Per questo è grato. — "Questo", vale a dire, ciò che precede, che è ulteriormente spiegato in quanto segue. Letteralmente lo è, perché questa è grazia, oppure (perché, come grâce in francese, 'la parola ha il doppio significato) questo è grazie. Il passaggio ha poca importanza nella controversia, poiché alcuni dei più antichi teologi cattolici romani lo misero al servizio della teoria della superrogazione.

"Questa è grazia", ​​hanno detto, significa "questo merita la grazia come ricompensa". È inutile sottolineare quanto una visione superficiale del dovere sia implicita nel pensiero che era più che dovere essere così sottomessi. Sempre prendendo la prima traduzione, altri interpreterebbero, "questo è un segno di grazia" - cioè , mostra che siete davvero cristiani; o, "questo è un dono di grazia" - i.

e., una virtù soprannaturale ed eroica, come doveva venire da Dio, e non da te”. Queste due interpretazioni hanno un buon senso in se stesse, ma sembrano non adattarsi al contesto ("che gloria è") abbastanza bene come la nostra resa autorizzata, e ignorano i detti di nostro Signore, che certamente devono essere stati in S. La mente di Pietro, registrata in Luca 6:27 , in particolare Luca 6:32 , e ancora in Luca 17:9 .
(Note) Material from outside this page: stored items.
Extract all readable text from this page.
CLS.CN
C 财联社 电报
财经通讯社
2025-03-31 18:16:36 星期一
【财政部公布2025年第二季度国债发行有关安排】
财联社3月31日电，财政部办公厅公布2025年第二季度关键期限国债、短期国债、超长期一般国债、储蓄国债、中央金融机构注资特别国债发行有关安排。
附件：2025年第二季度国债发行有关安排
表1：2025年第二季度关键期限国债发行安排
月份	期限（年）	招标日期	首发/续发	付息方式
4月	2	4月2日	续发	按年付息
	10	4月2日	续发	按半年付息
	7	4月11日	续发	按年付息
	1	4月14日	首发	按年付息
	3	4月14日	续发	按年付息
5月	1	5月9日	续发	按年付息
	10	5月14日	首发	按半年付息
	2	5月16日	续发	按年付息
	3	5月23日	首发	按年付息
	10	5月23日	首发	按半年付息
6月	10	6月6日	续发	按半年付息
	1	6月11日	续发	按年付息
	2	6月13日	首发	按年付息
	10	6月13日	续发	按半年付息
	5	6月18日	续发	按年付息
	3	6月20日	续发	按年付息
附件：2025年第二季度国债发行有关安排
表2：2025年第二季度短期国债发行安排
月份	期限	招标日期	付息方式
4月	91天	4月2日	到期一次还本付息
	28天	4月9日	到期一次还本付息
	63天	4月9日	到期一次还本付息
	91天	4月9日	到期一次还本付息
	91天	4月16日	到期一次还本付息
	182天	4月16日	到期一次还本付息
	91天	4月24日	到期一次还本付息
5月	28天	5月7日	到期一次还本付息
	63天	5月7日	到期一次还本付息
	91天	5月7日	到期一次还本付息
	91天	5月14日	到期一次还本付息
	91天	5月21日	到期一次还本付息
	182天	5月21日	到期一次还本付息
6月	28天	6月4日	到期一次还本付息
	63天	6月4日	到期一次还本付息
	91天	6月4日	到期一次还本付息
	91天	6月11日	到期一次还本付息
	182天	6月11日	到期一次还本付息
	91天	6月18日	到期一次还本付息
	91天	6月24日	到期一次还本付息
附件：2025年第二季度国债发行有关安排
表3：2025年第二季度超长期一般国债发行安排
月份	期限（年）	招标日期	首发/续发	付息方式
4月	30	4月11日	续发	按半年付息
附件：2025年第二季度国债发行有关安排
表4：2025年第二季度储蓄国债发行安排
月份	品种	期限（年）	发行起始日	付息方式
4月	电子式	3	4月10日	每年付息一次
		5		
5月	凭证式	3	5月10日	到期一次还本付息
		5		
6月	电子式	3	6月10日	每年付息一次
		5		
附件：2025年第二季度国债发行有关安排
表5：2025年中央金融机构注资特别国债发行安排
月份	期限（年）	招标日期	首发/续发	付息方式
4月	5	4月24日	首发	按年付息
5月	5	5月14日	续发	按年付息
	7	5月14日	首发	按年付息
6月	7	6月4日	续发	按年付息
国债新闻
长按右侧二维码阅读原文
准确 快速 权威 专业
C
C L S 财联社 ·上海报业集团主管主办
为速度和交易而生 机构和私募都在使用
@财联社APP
Il pensiero è che dove il dovere è sia ovvio che facile (come nel caso dei buoni maestri), le persone non prodigano gratitudine per l'esecuzione di esso. Il migliore dei padroni difficilmente si sente grato al migliore dei servi per aver fatto il suo dovere, anche se sarà grato per lo spirito e il modo in cui lo fa. Qui i “grazie” sono messi in modo abbastanza generico, come nel primo passaggio di san Luca: “questa è una questione di grazie”. Non dice ancora chi deve rendere grazie, e possiamo naturalmente concludere che il maestro così servito, e tutti coloro che sono a conoscenza del servizio, sono le persone designate.

Perché la coscienza verso Dio sopporta il dolore, soffre ingiustamente. — Questo non significa "se un uomo è afflitto per amore della sua religione". Piuttosto, la coscienza verso Dio, o, forse, piuttosto, la coscienza di Dio, è messa in guardia da ogni falsa teoria secondo cui la pazienza di per sé è una cosa grata. Per quanto ingiusto possa essere il trattamento dell'uomo, e per quanto poco se ne possa risentire in atto, non è grato a meno che la sua rassegnazione non sia fondata sulla coscienza della presenza di Dio.

Una rassegnazione che deriva da una stolida mancanza di sentimento, o da stoico fatalismo, o dal senso che non è bene cercare riparazione - tale rassegnazione è peccaminosamente difettosa. Le due qualifiche necessarie, prima che la pazienza possa diventare in qualche modo meritoria, sono (1) che la sofferenza sia immeritata, (2) che l'uomo riconosca in essa la mano di Dio.